Go for Heart Healthy Foods
You might have followed unhealthy eating habits so far but some informed and slight changes in your food habits will definitely help in bringing down the cholesterol levels in your body.
- Healthier Fats – Red meat and dairy products contain saturated fats the LDL (Low Density Lipoproteins) cholesterol and the total cholesterol level in your body. This is the ‘bad’ cholesterol. Change to eating leaner meats, low-fat dairy products and monounsaturated fats found in oils like olive oil and canola oil.
- Avoid Trans Fats – Look out for food packets that say, ‘partially hydrogenated oil used’, it has all possibilities of containing Trans fats. Trans fats also occur in fried foods and all those commercial food products cookies, crackers and cakes. Trans fats increase ‘bad’ cholesterol and decrease ‘good’ cholesterol thus increasing the risk of heart attacks.
- Add Omega 3 fatty acids – There are many foods that have omega 3 fatty acids in them and help control the cholesterol levels. These foods do not affect LDL whereas they raise the HDL (High Density Lipoproteins) or ‘good’ cholesterol. They reduce triglycerides, a particular fat in the blood stream. Omega 3 fatty acids occur in fish and especially fishes like salmon and mackerel. They are also found in many nuts like walnuts, almond sand flax seeds.
- Take more soluble fibres – Fibre in our food is always healthy for the body. There are two types of fibres, the soluble fibre and insoluble fibre, both are heart healthy elements in the food. Eating oats, oat bran, fruits and a variety of vegetables will add soluble fibres to your diet, which can give long standing health benefits.

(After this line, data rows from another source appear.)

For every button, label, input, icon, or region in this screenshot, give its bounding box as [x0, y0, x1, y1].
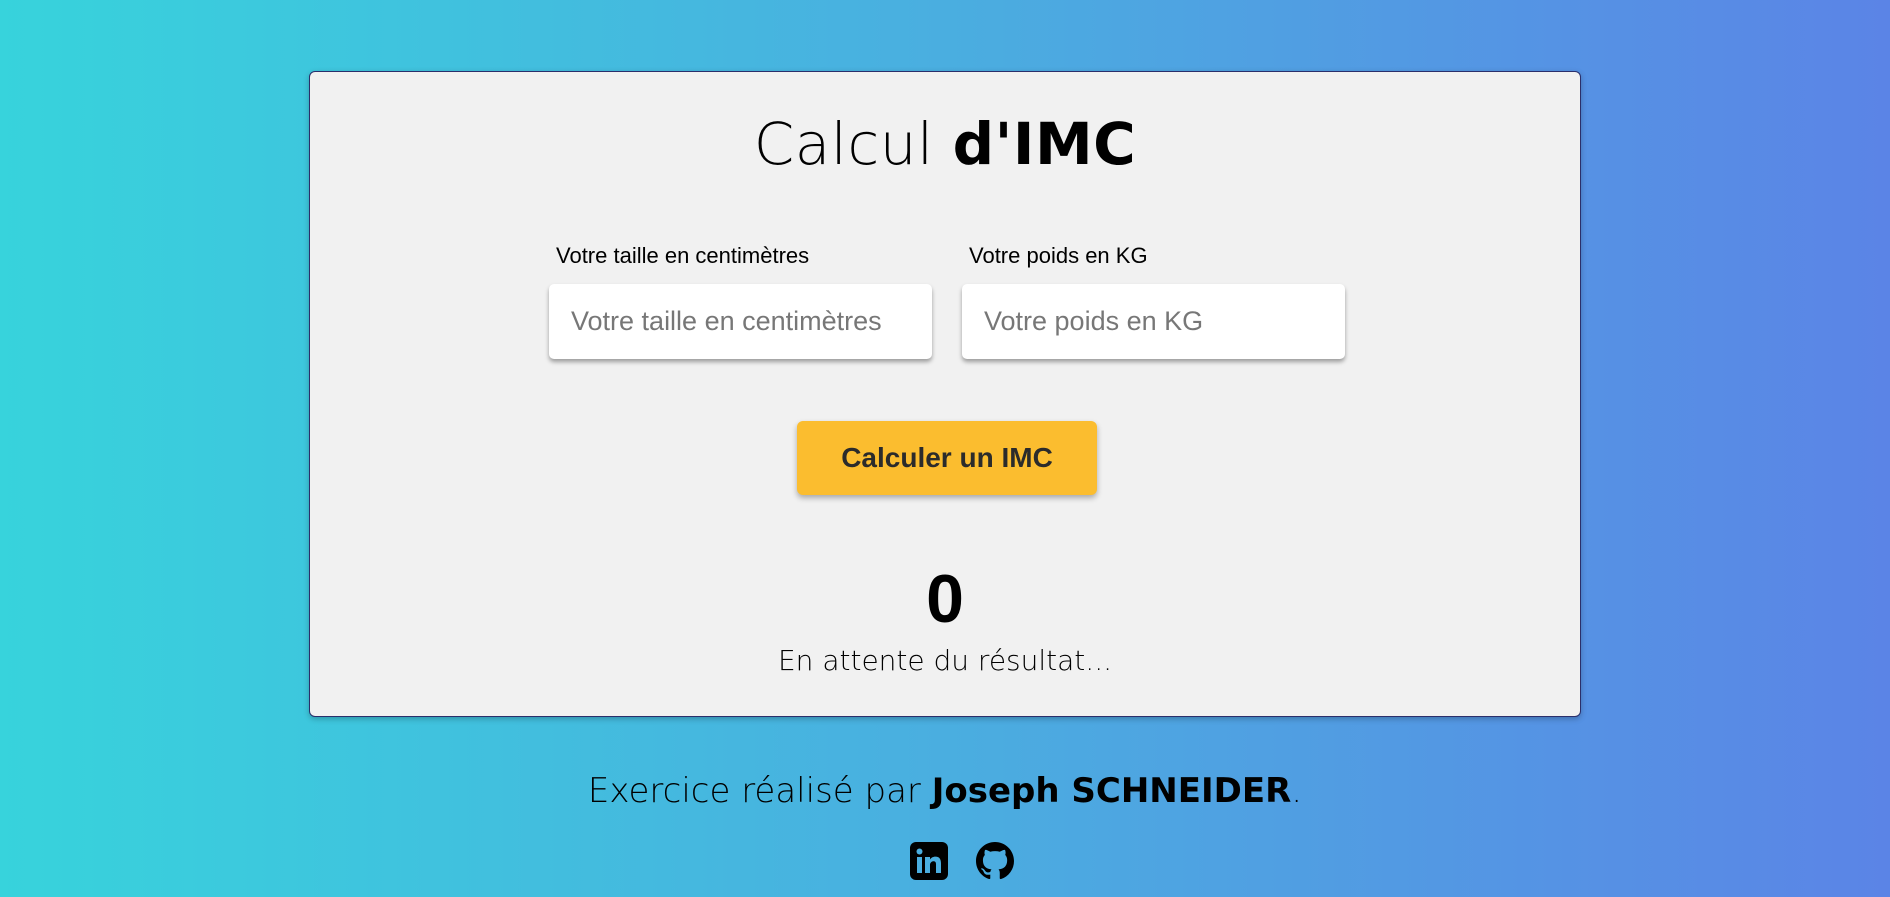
bmi-result-value: 0: [926, 561, 964, 637]
linkedin-icon[interactable]: [910, 842, 948, 880]
author-name: Joseph SCHNEIDER: [931, 771, 1292, 811]
bmi-result-status: En attente du résultat...: [777, 644, 1112, 677]
calculate-bmi-button[interactable]: Calculer un IMC: [797, 421, 1097, 495]
title-light: Calcul: [753, 110, 934, 178]
title-bold: d'IMC: [952, 110, 1137, 178]
github-icon-graphic: [976, 842, 1014, 880]
weight-field-label: Votre poids en KG: [969, 243, 1148, 268]
linkedin-icon-graphic: [910, 842, 948, 880]
height-field-label: Votre taille en centimètres: [556, 243, 810, 268]
weight-input[interactable]: [962, 284, 1345, 359]
height-input[interactable]: [549, 284, 932, 359]
footer-credit: Exercice réalisé par Joseph SCHNEIDER.: [0, 768, 1890, 814]
credit-suffix: .: [1291, 771, 1303, 811]
github-icon[interactable]: [976, 842, 1014, 880]
credit-prefix: Exercice réalisé par: [587, 771, 921, 811]
page-title: Calcul d'IMC: [0, 104, 1890, 184]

Exercise for Controlling Cholesterol
Exercise and physical activity can reduce LDL levels and triglycerides whereas raises HDL levels in our body thus making us heart healthy. The choice of exercise and the timings should be discussed with your doctor before starting on it, irrespective of whether you have health issues or not and even without age barriers.
A daily mild work-out of 30 minutes is all it takes to reduce your weight and gain ‘good’ cholesterol levels. For those who are too busy for half hour of exercise there is the option of doing some physical activity for 10 minute intervals during the day and as many times as possible.
Whatever the timing or the exercise you choose to do, to maintain proper weight and cholesterol levels you should be consistent in your work-out. Later you will be amazed by the results.
Here are a few options for your daily work-out:
- Take a brisk walk during your lunch hour
- Ride a bicycle to your work or shopping
- Spend some time in the pool swimming few laps
- Play a favorite sport in the morning or evening
Mix it up – Unlike what doctors believed earlier it is not only aerobic exercise that helps reduces cholesterol levels but endurance exercise has a significant effect. Even strength training and resistance training also has shown remarkable effects in boosting cholesterol metabolism.
A combination of three forms of exercise is usually recommended,
- It is aerobics to get the heart rate up
- For building muscle, strength training is the best
- Stretching increases movement and flexibility in the body
Whether you are walking, running, lifting weights or doing yoga all it matters is that you are engaging in some physical activity and every form helps in enhancing ‘good’ cholesterol while controlling your weight and reducing the risk of heart ailments.